Speaking of DNA and Ancestry.com, while my wife had a purpose in mind, finding out who her father really was, I thought I knew everything on my side of the ledger. Boy was I wrong.
Anyone getting their DNA done needs to be aware that you may learn more about your 'family' than you bargained for. About six month after we had our DNA run by Ancestry, and my wife had pretty much confirmed what she had been told about the missing side of her family, I get a note from a FIRST cousin that I had never heard of before. We communicated for a couple of weeks where he explained that, like my wife, he had been lied to about who his parents were and it wasn't until he was in his late 50's before he finally learned that he was adopted, but no one would tell him anything, not even his 'mother'. When Ancestry.com finally came around he decided to take matters into his own hand. While his 'father' had died years before his 'mother' was still alive but in a nursing home and so he took a sample from both her and himself and sent it in, which proved that they were not related (his 'mother' passed away before he could confront her with the test results).
That's' when his DNA crossed mine and we got these notices about being first cousins. I sent a note out to all my first cousins on my father's side (that's what the DNA showed, a fraternal match) and all but one claimed to have no knowledge of anything. However, the one cousin called me and said that I was to never speak of this again to anyone. When I mentioned this to her younger half-sister she suddenly realized that this might explain a few things. Now their mother and their respective fathers were already gone, so there was no one to ask (only one aunt, by marriage was still alive, and I wanted to avoid asking her about it as she was quite old). Anyway, the younger sister of the cousin who warned me to drop the subject, decided to do something on her own and had her DNA checked and sure enough, it confirmed that this mystery man was her half-brother. Well, looking at their respective ages and that of her older half-sister, my cousins, the one I had known all my life and the new one, figured out that the only explanation that made any sense was that he was born out of wedlock between my aunt's first and second marriage. I all fit because he was born in a hospital in Chicago (my aunt lived in Michigan) which was known for caring for unwed mothers. Also, my new cousin's mother' had been a nurse at that hospital. Once all the chess pieces were on the board, it became pretty obvious what had happened.
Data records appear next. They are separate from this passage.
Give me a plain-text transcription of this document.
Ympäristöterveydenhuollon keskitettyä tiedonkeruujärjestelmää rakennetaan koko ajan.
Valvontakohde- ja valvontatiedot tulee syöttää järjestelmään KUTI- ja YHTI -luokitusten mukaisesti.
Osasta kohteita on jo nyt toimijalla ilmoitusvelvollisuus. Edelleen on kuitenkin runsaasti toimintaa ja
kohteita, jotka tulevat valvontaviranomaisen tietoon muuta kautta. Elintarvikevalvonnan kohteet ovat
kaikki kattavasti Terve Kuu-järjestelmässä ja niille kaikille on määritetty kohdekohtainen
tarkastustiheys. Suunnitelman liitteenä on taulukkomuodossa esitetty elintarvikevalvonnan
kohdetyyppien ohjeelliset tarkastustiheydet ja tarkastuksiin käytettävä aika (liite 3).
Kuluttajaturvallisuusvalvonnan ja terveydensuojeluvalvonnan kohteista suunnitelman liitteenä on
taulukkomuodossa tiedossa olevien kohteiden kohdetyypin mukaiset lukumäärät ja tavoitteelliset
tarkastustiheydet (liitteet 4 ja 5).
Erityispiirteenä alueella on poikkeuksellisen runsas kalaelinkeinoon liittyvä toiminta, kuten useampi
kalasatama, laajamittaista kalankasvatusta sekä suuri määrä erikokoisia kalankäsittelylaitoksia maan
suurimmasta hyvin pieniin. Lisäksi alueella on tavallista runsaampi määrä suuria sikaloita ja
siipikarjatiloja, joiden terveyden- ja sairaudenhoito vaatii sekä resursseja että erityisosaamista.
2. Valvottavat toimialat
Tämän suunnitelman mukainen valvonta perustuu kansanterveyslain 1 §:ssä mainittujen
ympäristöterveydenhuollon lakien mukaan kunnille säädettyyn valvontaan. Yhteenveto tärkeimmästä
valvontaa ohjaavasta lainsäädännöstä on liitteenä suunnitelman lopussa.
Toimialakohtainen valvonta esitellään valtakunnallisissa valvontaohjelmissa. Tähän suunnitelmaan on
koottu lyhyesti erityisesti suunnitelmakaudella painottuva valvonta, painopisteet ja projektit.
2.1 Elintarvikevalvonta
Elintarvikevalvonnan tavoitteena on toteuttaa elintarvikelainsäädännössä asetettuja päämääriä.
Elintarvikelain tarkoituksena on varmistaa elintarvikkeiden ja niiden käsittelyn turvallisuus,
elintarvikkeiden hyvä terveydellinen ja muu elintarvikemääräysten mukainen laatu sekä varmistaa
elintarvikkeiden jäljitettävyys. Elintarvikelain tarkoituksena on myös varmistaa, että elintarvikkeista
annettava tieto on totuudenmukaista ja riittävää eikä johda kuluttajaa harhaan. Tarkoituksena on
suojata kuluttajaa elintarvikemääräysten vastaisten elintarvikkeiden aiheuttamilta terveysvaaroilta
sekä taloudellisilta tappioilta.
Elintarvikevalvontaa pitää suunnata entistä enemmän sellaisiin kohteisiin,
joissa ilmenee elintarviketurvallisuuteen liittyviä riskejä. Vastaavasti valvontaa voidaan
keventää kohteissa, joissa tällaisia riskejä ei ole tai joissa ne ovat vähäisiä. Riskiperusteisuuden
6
At this point I dropped out of the conversation and just let my cousin handle it as she was really interested in meeting him. Her new sibling was retired, living in Florida and she lived in Virginia, so she drove down there to meet him face to face and they became close. Unfortunately, he had some serious medical conditions and died before we all got a chance to meet. But my cousin said he looked like the rest of us and that he was very nice, just that he had been living a lie all his life and it had played on his mind once it became clear what had probably happened. Note that to this day, the older half-sister, who we're still close to, has never accepted what me and her sister learned, or at least she refuses to talk about it and I've never brought it up as I respect her too much and would not want to ruin our relationship.
But this does act as a tale that if one does have their DNA run, be prepared for what you might learn. It may not always conform with what you thought was the history of your family.